Apple. Faith. Apple. Okay.
She picked up Mike, who didn’t scream. Didn’t seem wet, nor hungry. Like the past hours and hours hadn’t passed for him. Like he’d been unBeing for a while. She was still shaking, inside, by the time she got up to HQ and could pass her son to her husband (a sentence that, really, she still couldn’t think without blinking).
Then, oh then there was kissing. Ignoring the awakening and onlooking SSOs, and the live comms screens behind, there was epic kissing. Faith got pretty close to tears before remembering just who was in charge here.
“Wesley?”
Her former Watcher coughed, a lot. It wasn’t discreet. “Yes?”
“Stand down the alert. I can confirm situation at the castle is basically normal. Everyone’s awake. Lots of people are bleeding. Someone who isn’t Giles is gonna take over in fifteen minutes here-“ Which was mean, she knew.
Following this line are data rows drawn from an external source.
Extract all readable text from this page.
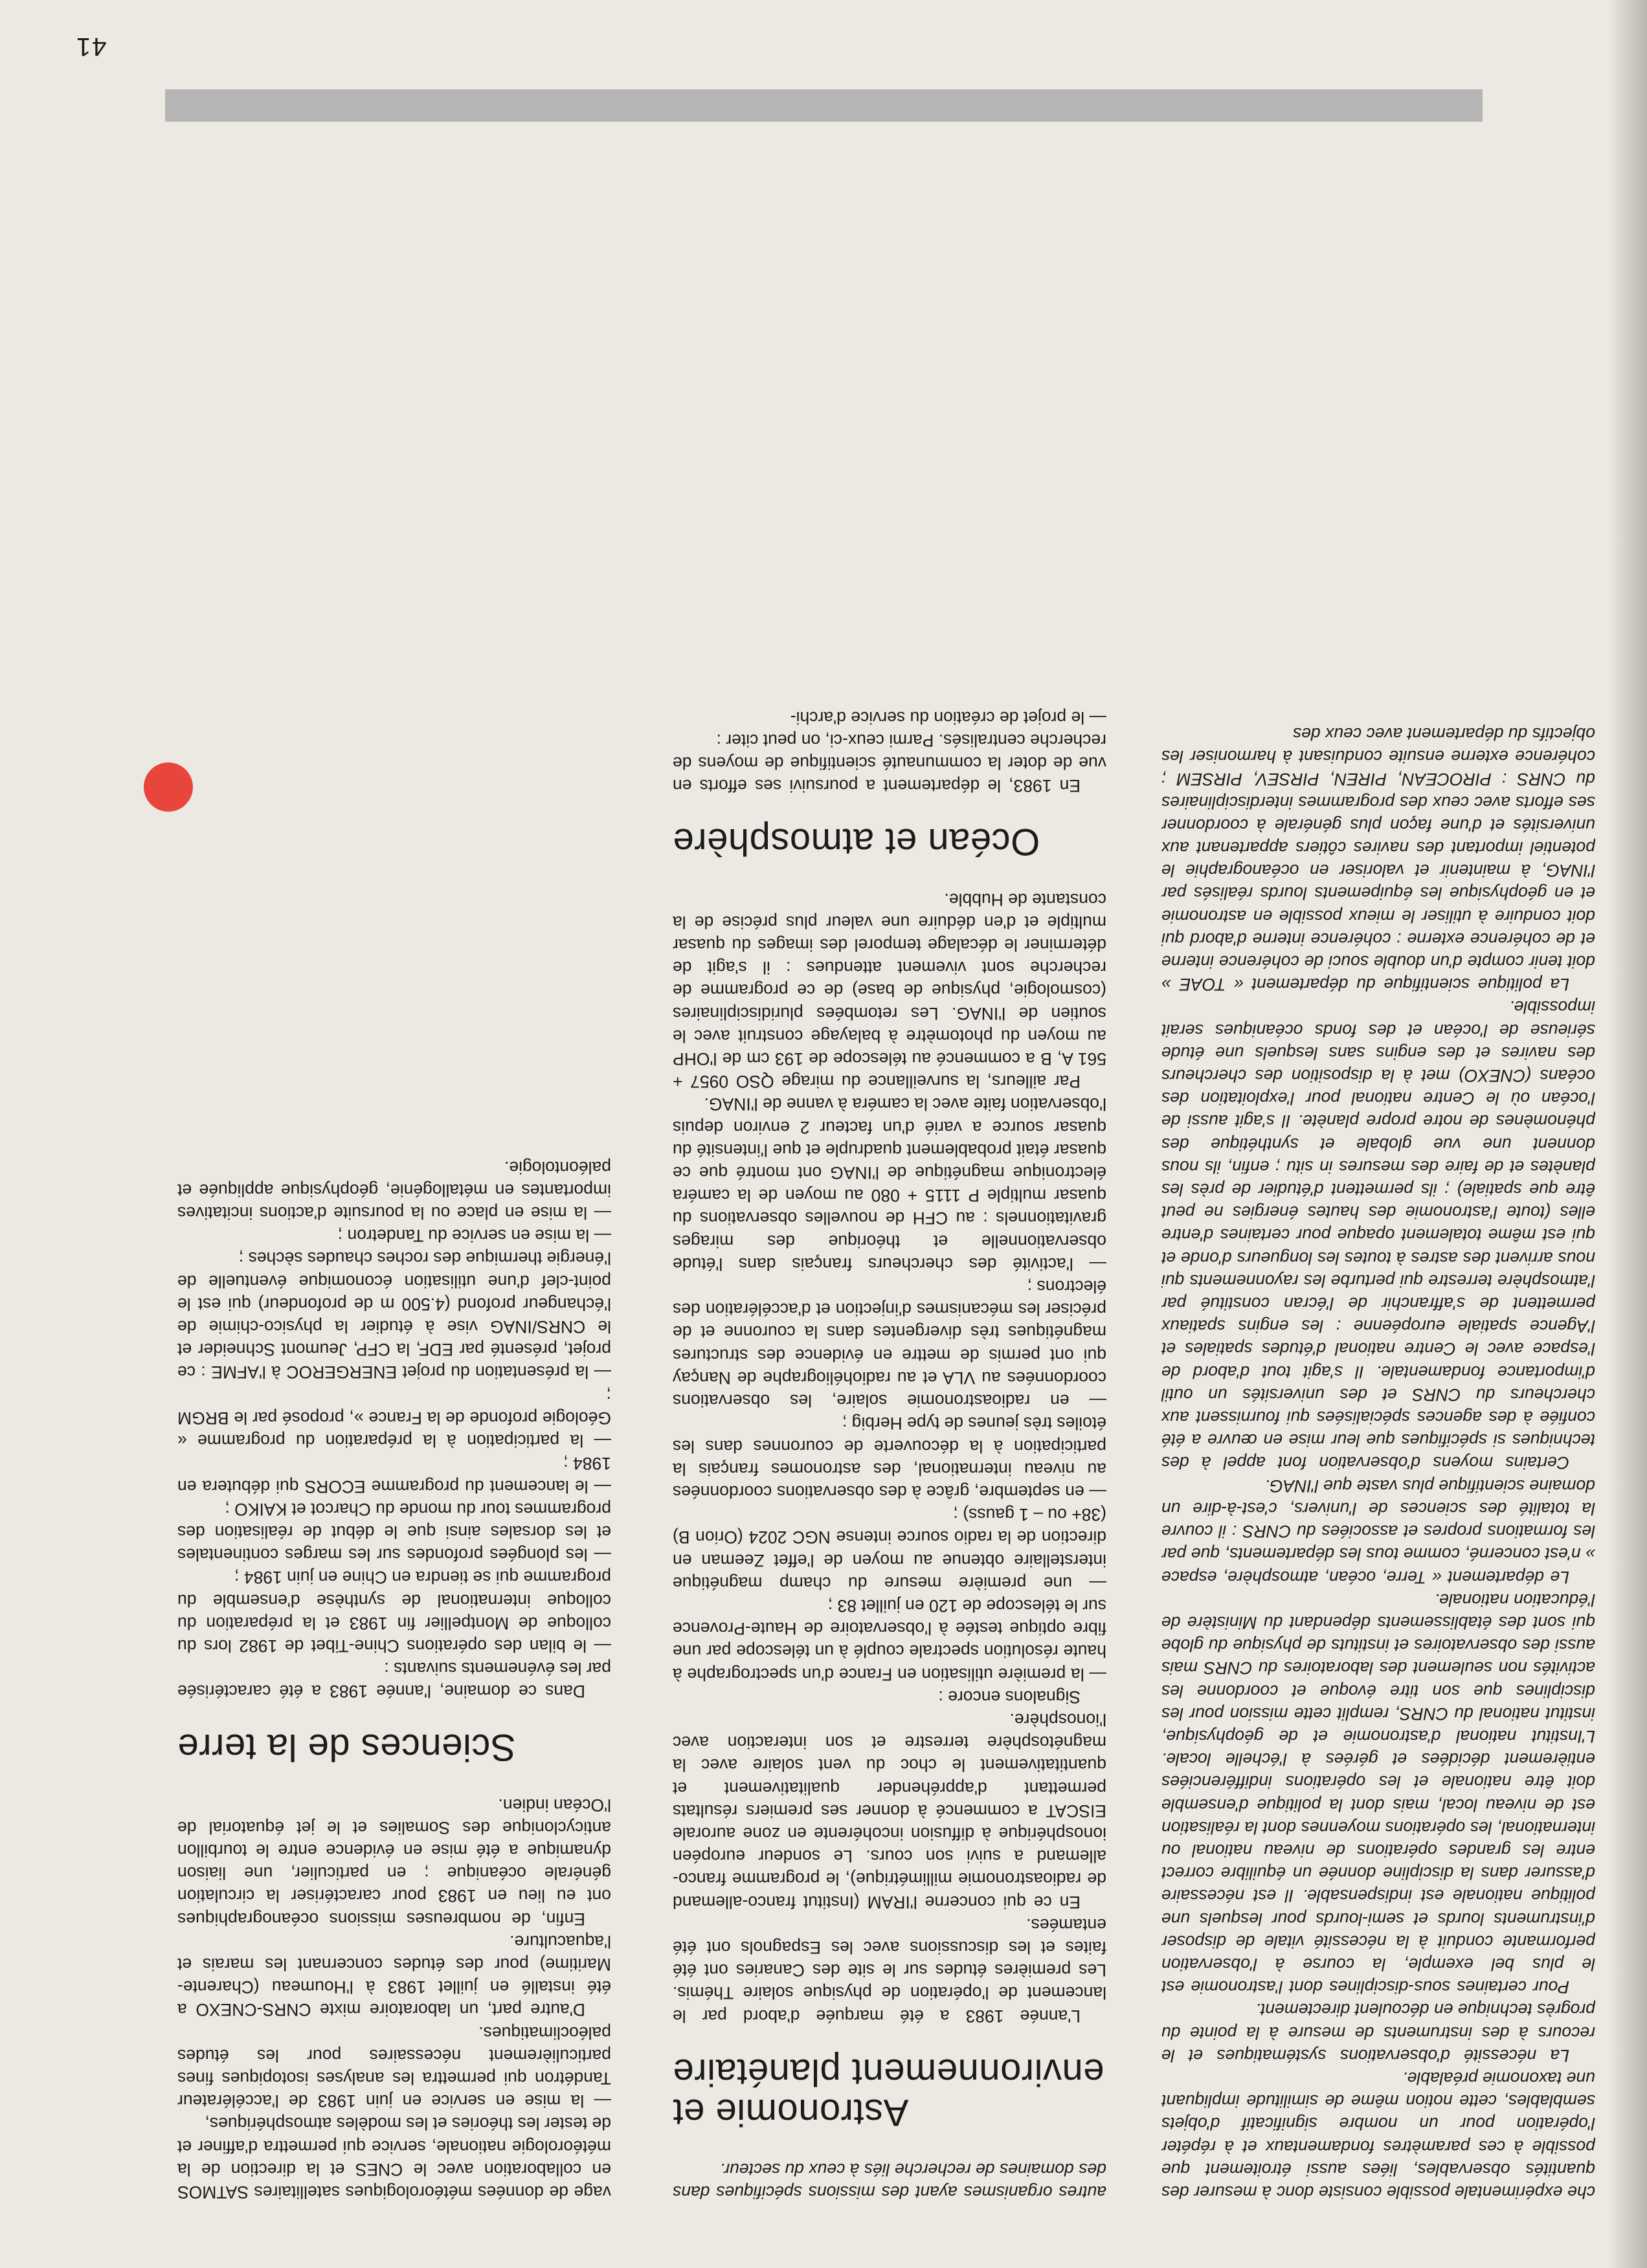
41

che expérimentale possible consiste donc à mesurer des quantités observables, liées aussi étroitement que possible à ces paramètres fondamentaux et à répéter l'opération pour un nombre significatif d'objets semblables, cette notion même de similitude impliquant une taxonomie préalable.

La nécessité d'observations systématiques et le recours à des instruments de mesure à la pointe du progrès technique en découlent directement.

Pour certaines sous-disciplines dont l'astronomie est le plus bel exemple, la course à l'observation performante conduit à la nécessité vitale de disposer d'instruments lourds et semi-lourds pour lesquels une politique nationale est indispensable. Il est nécessaire d'assurer dans la discipline donnée un équilibre correct entre les grandes opérations de niveau national ou international, les opérations moyennes dont la réalisation est de niveau local, mais dont la politique d'ensemble doit être nationale et les opérations indifférenciées entièrement décidées et gérées à l'échelle locale. L'Institut national d'astronomie et de géophysique, institut national du CNRS, remplit cette mission pour les disciplines que son titre évoque et coordonne les activités non seulement des laboratoires du CNRS mais aussi des observatoires et instituts de physique du globe qui sont des établissements dépendant du Ministère de l'éducation nationale.

Le département « Terre, océan, atmosphère, espace » n'est concerné, comme tous les départements, que par les formations propres et associées du CNRS : il couvre la totalité des sciences de l'univers, c'est-à-dire un domaine scientifique plus vaste que l'INAG.

Certains moyens d'observation font appel à des techniques si spécifiques que leur mise en œuvre a été confiée à des agences spécialisées qui fournissent aux chercheurs du CNRS et des universités un outil d'importance fondamentale. Il s'agit tout d'abord de l'espace avec le Centre national d'études spatiales et l'Agence spatiale européenne : les engins spatiaux permettent de s'affranchir de l'écran constitué par l'atmosphère terrestre qui perturbe les rayonnements qui nous arrivent des astres à toutes les longueurs d'onde et qui est même totalement opaque pour certaines d'entre elles (toute l'astronomie des hautes énergies ne peut être que spatiale) ; ils permettent d'étudier de près les planètes et de faire des mesures in situ ; enfin, ils nous donnent une vue globale et synthétique des phénomènes de notre propre planète. Il s'agit aussi de l'océan où le Centre national pour l'exploitation des océans (CNEXO) met à la disposition des chercheurs des navires et des engins sans lesquels une étude sérieuse de l'océan et des fonds océaniques serait impossible.

La politique scientifique du département « TOAE » doit tenir compte d'un double souci de cohérence interne et de cohérence externe : cohérence interne d'abord qui doit conduire à utiliser le mieux possible en astronomie et en géophysique les équipements lourds réalisés par l'INAG, à maintenir et valoriser en océanographie le potentiel important des navires côtiers appartenant aux universités et d'une façon plus générale à coordonner ses efforts avec ceux des programmes interdisciplinaires du CNRS : PIROCEAN, PIREN, PIRSEV, PIRSEM ; cohérence externe ensuite conduisant à harmoniser les objectifs du département avec ceux des

autres organismes ayant des missions spécifiques dans des domaines de recherche liés à ceux du secteur.

Astronomie et environnement planétaire

L'année 1983 a été marquée d'abord par le lancement de l'opération de physique solaire Thémis. Les premières études sur le site des Canaries ont été faites et les discussions avec les Espagnols ont été entamées.

En ce qui concerne l'IRAM (Institut franco-allemand de radioastronomie millimétrique), le programme franco-allemand a suivi son cours. Le sondeur européen ionosphérique à diffusion incohérente en zone aurorale EISCAT a commencé à donner ses premiers résultats permettant d'appréhender qualitativement et quantitativement le choc du vent solaire avec la magnétosphère terrestre et son interaction avec l'ionosphère.

Signalons encore :

— la première utilisation en France d'un spectrographe à haute résolution spectrale couplé à un télescope par une fibre optique testée à l'observatoire de Haute-Provence sur le télescope de 120 en juillet 83 ;

— une première mesure du champ magnétique interstellaire obtenue au moyen de l'effet Zeeman en direction de la radio source intense NGC 2024 (Orion B) (38+ ou – 1 gauss) ;

— en septembre, grâce à des observations coordonnées au niveau international, des astronomes français la participation à la découverte de couronnes dans les étoiles très jeunes de type Herbig ;

— en radioastronomie solaire, les observations coordonnées au VLA et au radiohéliographe de Nançay qui ont permis de mettre en évidence des structures magnétiques très divergentes dans la couronne et de préciser les mécanismes d'injection et d'accélération des électrons ;

— l'activité des chercheurs français dans l'étude observationnelle et théorique des mirages gravitationnels : au CFH de nouvelles observations du quasar multiple P 1115 + 080 au moyen de la caméra électronique magnétique de l'INAG ont montré que ce quasar était probablement quadruple et que l'intensité du quasar source a varié d'un facteur 2 environ depuis l'observation faite avec la caméra à vanne de l'INAG.

Par ailleurs, la surveillance du mirage QSO 0957 + 561 A, B a commencé au télescope de 193 cm de l'OHP au moyen du photomètre à balayage construit avec le soutien de l'INAG. Les retombées pluridisciplinaires (cosmologie, physique de base) de ce programme de recherche sont vivement attendues : il s'agit de déterminer le décalage temporel des images du quasar multiple et d'en déduire une valeur plus précise de la constante de Hubble.

Océan et atmosphère

En 1983, le département a poursuivi ses efforts en vue de doter la communauté scientifique de moyens de recherche centralisés. Parmi ceux-ci, on peut citer :

— le projet de création du service d'archi-

vage de données météorologiques satellitaires SATMOS en collaboration avec le CNES et la direction de la météorologie nationale, service qui permettra d'affiner et de tester les théories et les modèles atmosphériques,

— la mise en service en juin 1983 de l'accélérateur Tandétron qui permettra les analyses isotopiques fines particulièrement nécessaires pour les études paléoclimatiques.

D'autre part, un laboratoire mixte CNRS-CNEXO a été installé en juillet 1983 à l'Houmeau (Charente-Maritime) pour des études concernant les marais et l'aquaculture.

Enfin, de nombreuses missions océanographiques ont eu lieu en 1983 pour caractériser la circulation générale océanique ; en particulier, une liaison dynamique a été mise en évidence entre le tourbillon anticyclonique des Somalies et le jet équatorial de l'Océan indien.

Sciences de la terre

Dans ce domaine, l'année 1983 a été caractérisée par les événements suivants :

— le bilan des opérations Chine-Tibet de 1982 lors du colloque de Montpellier fin 1983 et la préparation du colloque international de synthèse d'ensemble du programme qui se tiendra en Chine en juin 1984 ;

— les plongées profondes sur les marges continentales et les dorsales ainsi que le début de réalisation des programmes tour du monde du Charcot et KAIKO ;

— le lancement du programme ECORS qui débutera en 1984 ;

— la participation à la préparation du programme « Géologie profonde de la France », proposé par le BRGM ;

— la présentation du projet ENERGEROC à l'AFME : ce projet, présenté par EDF, la CFP, Jeumont Schneider et le CNRS/INAG vise à étudier la physico-chimie de l'échangeur profond (4.500 m de profondeur) qui est le point-clef d'une utilisation économique éventuelle de l'énergie thermique des roches chaudes sèches ;

— la mise en service du Tandetron ;

— la mise en place ou la poursuite d'actions incitatives importantes en métallogénie, géophysique appliquée et paléontologie.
Everyone would be feeling like seven shades of shit after the whole plant sleep thing, not Giles alone.
But Faith Lehane just recaptured a castle, slew the beanstalk, woke the sleeping prince and also spent the whole damn day chopping plants to death. And that sort of rep equals big damn heroes. Big damn heroes get to take the saved damsels (male, middle aged, glasses-wearing damsels, and really short not-quite-toddler damsels) off to safety and damned well recover and celebrate and not cry too much. Okay?
Wesley was nodding. He seemed okay with that, including the unspoken parts. “Fine. We’ll make a note to ensure the perimeter is restocked. Review medical supplies tomorrow?”
Yay. Inventory. Every hero’s favourite. “Copy that, Wes.”
The thing about heroics? Nobody stays a hero when they’re done.